Pour la première fois, une étude officielle de l'Anses, révélée par le Journal du Dimanche, établit un lien significatif entre les nitrites présents dans la charcuterie et le risque accru de cancer, en particulier le cancer du côlon.
Les additifs alimentaires E249 (nitrite de potassium), E250 (nitrite de sodium), E251 (nitrate de sodium) et E252 (nitrate de potassium) sont utilisés dans près de 12 000 produits en France, notamment dans certains jambons industriels. Des organisations comme Foodwatch, l'application Yuka et la Ligue contre le cancer dénoncent leur dangerosité potentielle depuis fin 2019.
Les recommandations de l'Anses
Dans un rapport attendu le 12 juillet, l'Anses met en lumière les dangers associés à ces conservateurs, qui donnent au jambon sa teinte rose. Le document, dont le Journal du Dimanche a obtenu des détails, souligne l'importance de réduire l'exposition de la population aux nitrites pour des raisons de sûreté sanitaire.
Selon l'OMS, environ 4 000 cas de cancers colorectaux en France pourraient être attribués à la consommation de charcuterie.
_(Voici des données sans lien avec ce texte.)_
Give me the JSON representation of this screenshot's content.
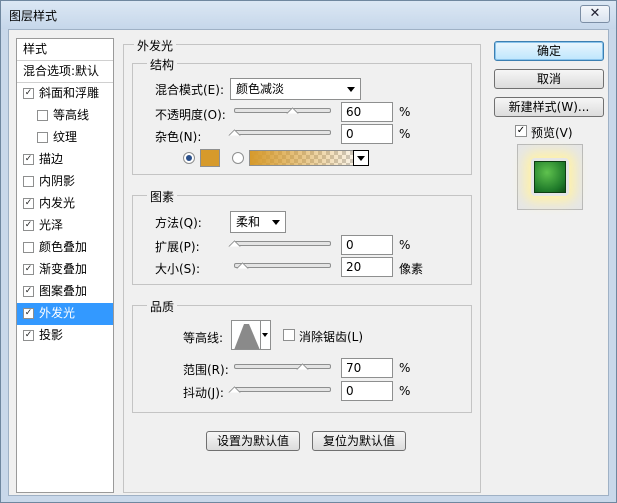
{
  "window": {
    "title": "图层样式",
    "close": "✕"
  },
  "styles_list": {
    "header": "样式",
    "blend_options": "混合选项:默认",
    "items": [
      {
        "label": "斜面和浮雕",
        "checked": true
      },
      {
        "label": "等高线",
        "checked": false,
        "indent": true
      },
      {
        "label": "纹理",
        "checked": false,
        "indent": true
      },
      {
        "label": "描边",
        "checked": true
      },
      {
        "label": "内阴影",
        "checked": false
      },
      {
        "label": "内发光",
        "checked": true
      },
      {
        "label": "光泽",
        "checked": true
      },
      {
        "label": "颜色叠加",
        "checked": false
      },
      {
        "label": "渐变叠加",
        "checked": true
      },
      {
        "label": "图案叠加",
        "checked": true
      },
      {
        "label": "外发光",
        "checked": true,
        "selected": true
      },
      {
        "label": "投影",
        "checked": true
      }
    ]
  },
  "panel": {
    "title": "外发光",
    "structure": {
      "title": "结构",
      "blend_mode_label": "混合模式(E):",
      "blend_mode_value": "颜色减淡",
      "opacity_label": "不透明度(O):",
      "opacity_value": "60",
      "opacity_unit": "%",
      "noise_label": "杂色(N):",
      "noise_value": "0",
      "noise_unit": "%",
      "glow_color": "#d69a2b"
    },
    "elements": {
      "title": "图素",
      "technique_label": "方法(Q):",
      "technique_value": "柔和",
      "spread_label": "扩展(P):",
      "spread_value": "0",
      "spread_unit": "%",
      "size_label": "大小(S):",
      "size_value": "20",
      "size_unit": "像素"
    },
    "quality": {
      "title": "品质",
      "contour_label": "等高线:",
      "antialias_label": "消除锯齿(L)",
      "range_label": "范围(R):",
      "range_value": "70",
      "range_unit": "%",
      "jitter_label": "抖动(J):",
      "jitter_value": "0",
      "jitter_unit": "%"
    },
    "make_default": "设置为默认值",
    "reset_default": "复位为默认值"
  },
  "buttons": {
    "ok": "确定",
    "cancel": "取消",
    "new_style": "新建样式(W)...",
    "preview": "预览(V)"
  },
  "colors": {
    "selection": "#3399ff",
    "accent": "#3c7fb1"
  },
  "levels": {
    "opacity": 0.6,
    "noise": 0.0,
    "spread": 0.0,
    "size": 0.08,
    "range": 0.7,
    "jitter": 0.0
  }
}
Des recherches épidémiologiques récentes montrent que ces nitrites, bien qu'inoffensifs en eux-mêmes, peuvent devenir toxiques lorsqu'ils interagissent avec d'autres substances alimentaires.
État actuel de la législation en France
Démontant déjà les préoccupations, trois députés avaient plaidé en 2021 pour interdire progressivement l'usage de sels nitrités dans la charcuterie. Malgré des révisions, la "loi nitrites" adoptée le 3 février 2022 a fixé un calendrier : interdiction totale des additifs pour les produits non traités thermiquement à partir de 2023, et pour tous les produits de charcuterie d'ici 2025. Bien que des avancées aient été réalisées, de nombreuses associations jugent que les mesures ne progressent pas assez rapidement.
Les nitrites, un sujet crucial
Environ 76 % de la charcuterie sur le marché contient des nitrites, qui sont ajoutés pour éviter la prolifération de bactéries, notamment Clostridium botulinum, et pour améliorer l'apparence et le goût des viandes. Cependant, des études de la European Food Safety Authority (EFSA) préviennent que l'oxydation de l'hémoglobine et la formation de nitrosamines cancérigènes représentent des risques pour la santé.
Malgré l'évaluation de l'EFSA, la Ligue contre le cancer insiste sur le fait que les nitrites sont responsables de 4 000 nouveaux cas de cancers colorectaux chaque année en France. Cela soulève des préoccupations et appelle à une vigilance accrue envers la consommation de produits contenant ces additifs.
Sources : Rapport officiel de l'Anses, Le Journal du Dimanche du 10 juillet 2022, rapport de 2021 sur l'interdiction des additifs nitrités.